"The total number of common vulnerabilities and exposures (CVEs) disclosed in 2026 is set to romp past the 50,000 mark in 2026 and may plausibly run as high as six figures for the first time ever, according to the Forum of Incident Response and Security Teams' (First's) annual Vulnerability Report. In its latest set of predictions, First said that this year, the upper bounds of its 90% confidence interval in fact approaches 118,000 CVEs, and according to the data, realistic scenarios suggest 70,000 to 100,000 disclosed vulnerabilities are "entirely possible". The median figure for 2026, it said, would most likely be around 59,000."
"First said that whatever the figure turns out to be, it underscored an "urgent need" for organisations to both scale their security ops and strategically prioritise their vulnerability response and patching practices. "The question organisations need to ask right now is: are my people and processes ready to handle this volume, and am I prioritising the vulnerabilities that actually put my data at risk?" said Éireann Leverett, first liaison and lead member of First's Vulnerability Forecasting Team"
"In its 2025 report, First said that the higher end of its predicted range topped out at 50,000 CVEs - the number its analysts expect to comfortably exceed this year. This was partly due to the rapid adoption of open source software (OSS) and the use of AI tools both in vulnerability discovery During the course of the year, the emergence of the vibecoding phenomenon likely also had an impact."

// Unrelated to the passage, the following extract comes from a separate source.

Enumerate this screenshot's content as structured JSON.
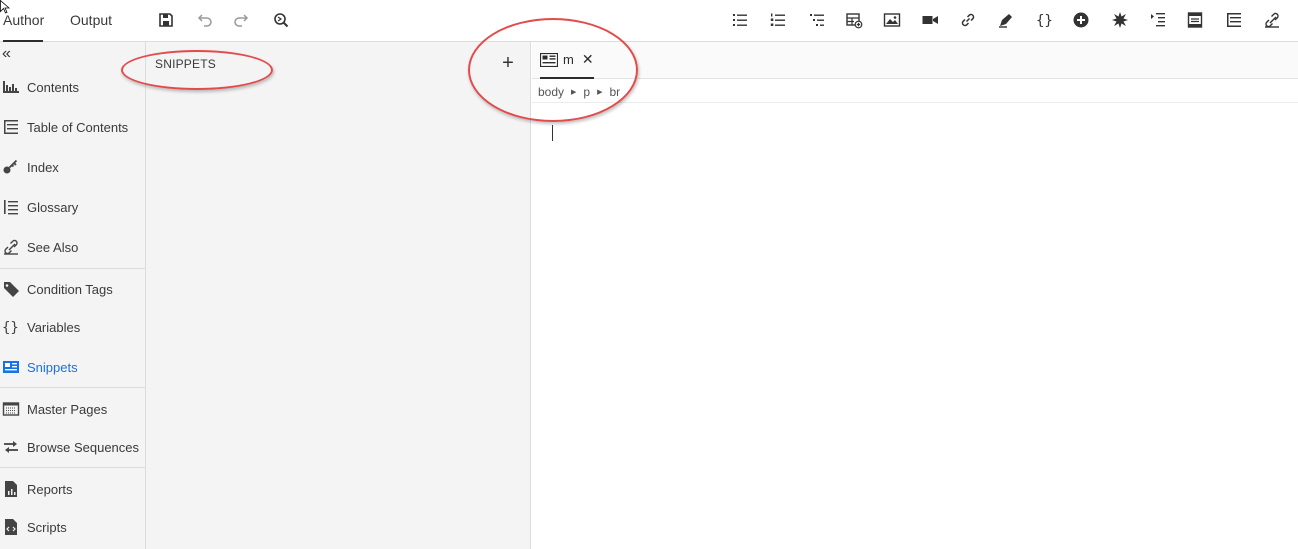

Disclosed CVEs for 2026 are projected to exceed 50,000, with realistic scenarios ranging 70,000–100,000 and a 90% confidence upper bound near 118,000; the median projection is about 59,000. The projected surge creates an urgent need for organisations to scale security operations and to strategically prioritise vulnerability response and patching. Defenders should shift from reacting to every new CVE toward focusing limited resources on vulnerabilities that pose real data risk. Rapid adoption of open source software, wider use of AI in discovery, and the emergence of vibecoding contributed to rising vulnerability counts; 2025 observed CVEs totaled 49,972.